The FF50 Challenge Power Rankings, and why I’m not posting them

When I started the FF50 challenge, I was thinking I would perform weekly updates on the state of the 42 teams I was playing, finding a way to rank all of them. I decided against it, both because of time constraints and because I had no way to rank them that early in the season, especially given my draft strategy.

So why did I decide to do it now, as I posted on Monday? Because even without the power rankings and even with the number of teams downsized to 42 from my original intention of 50, I have never been able to set starting lineups or submit waiver claims for all teams without running out of time. I had said that I would abandon 0-4 teams after four weeks, but only four teams started the season 0-4, three of them towards the end of the order for me to set lineups and thus more likely to have malformed lineups, meaning I had next to no teams that were completely lost causes. (I may have better luck with the 1-5 checkpoint this week.) And if I’m going to leave some teams behind, I should be doing it with the teams with the least need for it anyway. So waiver claims will start moving from the bottom up, and lineup setting will occur from the top down. But I’m still not going to post the rankings, because this project is monopolizing too much of my time already, and putting together everything I’d want for a post would eat up way too much of my time. I may decide to post them in no-frills fashion later, though.

There were a few other things that I’ve noticed.
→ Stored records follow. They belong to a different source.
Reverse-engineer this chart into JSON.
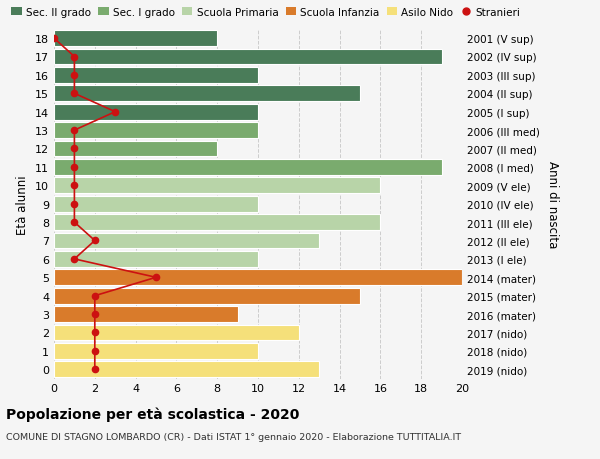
{
  "ages": [
    18,
    17,
    16,
    15,
    14,
    13,
    12,
    11,
    10,
    9,
    8,
    7,
    6,
    5,
    4,
    3,
    2,
    1,
    0
  ],
  "right_labels": [
    "2001 (V sup)",
    "2002 (IV sup)",
    "2003 (III sup)",
    "2004 (II sup)",
    "2005 (I sup)",
    "2006 (III med)",
    "2007 (II med)",
    "2008 (I med)",
    "2009 (V ele)",
    "2010 (IV ele)",
    "2011 (III ele)",
    "2012 (II ele)",
    "2013 (I ele)",
    "2014 (mater)",
    "2015 (mater)",
    "2016 (mater)",
    "2017 (nido)",
    "2018 (nido)",
    "2019 (nido)"
  ],
  "bar_values": [
    8,
    19,
    10,
    15,
    10,
    10,
    8,
    19,
    16,
    10,
    16,
    13,
    10,
    20,
    15,
    9,
    12,
    10,
    13
  ],
  "bar_colors": [
    "#4a7c59",
    "#4a7c59",
    "#4a7c59",
    "#4a7c59",
    "#4a7c59",
    "#7aab6e",
    "#7aab6e",
    "#7aab6e",
    "#b8d4a8",
    "#b8d4a8",
    "#b8d4a8",
    "#b8d4a8",
    "#b8d4a8",
    "#d97b2b",
    "#d97b2b",
    "#d97b2b",
    "#f5e07a",
    "#f5e07a",
    "#f5e07a"
  ],
  "stranieri_values": [
    0,
    1,
    1,
    1,
    3,
    1,
    1,
    1,
    1,
    1,
    1,
    2,
    1,
    5,
    2,
    2,
    2,
    2,
    2
  ],
  "legend_labels": [
    "Sec. II grado",
    "Sec. I grado",
    "Scuola Primaria",
    "Scuola Infanzia",
    "Asilo Nido",
    "Stranieri"
  ],
  "legend_colors": [
    "#4a7c59",
    "#7aab6e",
    "#b8d4a8",
    "#d97b2b",
    "#f5e07a",
    "#cc1111"
  ],
  "title": "Popolazione per età scolastica - 2020",
  "subtitle": "COMUNE DI STAGNO LOMBARDO (CR) - Dati ISTAT 1° gennaio 2020 - Elaborazione TUTTITALIA.IT",
  "xlabel_left": "Età alunni",
  "ylabel_right": "Anni di nascita",
  "xlim": [
    0,
    20
  ],
  "xticks": [
    0,
    2,
    4,
    6,
    8,
    10,
    12,
    14,
    16,
    18,
    20
  ],
  "bg_color": "#f5f5f5",
  "grid_color": "#cccccc"
}
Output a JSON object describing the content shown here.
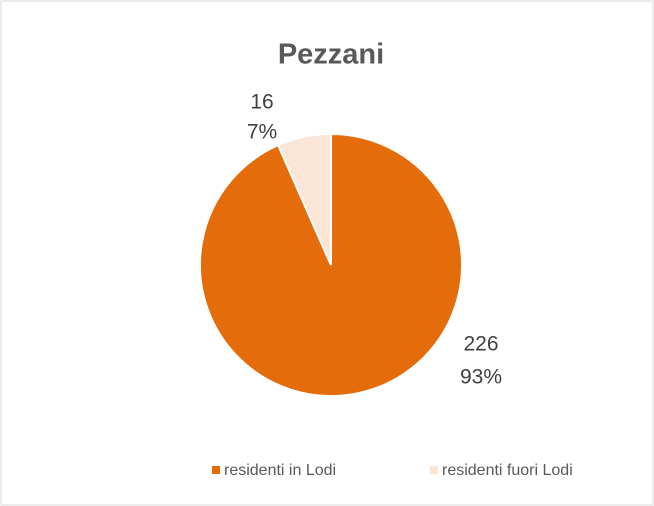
{
  "chart_data": {
    "type": "pie",
    "title": "Pezzani",
    "categories": [
      "residenti in Lodi",
      "residenti fuori Lodi"
    ],
    "values": [
      226,
      16
    ],
    "percent_labels": [
      "93%",
      "7%"
    ],
    "colors": [
      "#E46C0A",
      "#FBE5D6"
    ],
    "legend": "bottom"
  }
}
For one, I often ended up with the same players on the same teams on the same site, and even when I didn’t, the running back/wide receiver balance was often out of whack in the same way on the same site. For example, nearly every single Yahoo team has Garrett Hartley on the roster, because Yahoo’s rankings absolutely buried him. Right now he’s only the 16th best kicker under Yahoo’s scoring system, but he’s remained high enough on most other week-to-week rankings I haven’t had reason to replace him, though that may change this week with him on bye. Also, most Yahoo teams ended up drafting entire benches of running backs with very few wide receivers, which may have something to do with Yahoo’s starting lineup of three wideouts, two running backs, and no flex. For another, there were some teams that, for one reason or another, were almost entirely autopicked instead of picked by me, and those teams have a strong tendency to be the strongest ones, especially after factoring out Fox teams. (I have eight Fox teams; every last one is in the top half, placing fourth or better in their 10-team league, with five in my top 12. The players there aren’t very good, is what I’m saying.)

This convinces me to make a few rule changes for drafts next year should I continue with this. For one, I had been considering limiting my options to the top 25 available players in ADP, but couldn’t find a universal list I was confident in; now I think I’m definitely going to limit myself to the top 25 ADP for that site (possibly top 20 for leagues with 10 or fewer teams). I’m also going to give a site’s native rankings an increased role in determining who I pick.

The median is right where you’d expect, in the middle of the pack for each league… but considering how much I’m dominating the Fox leagues, that just shows how far I have to go everywhere else.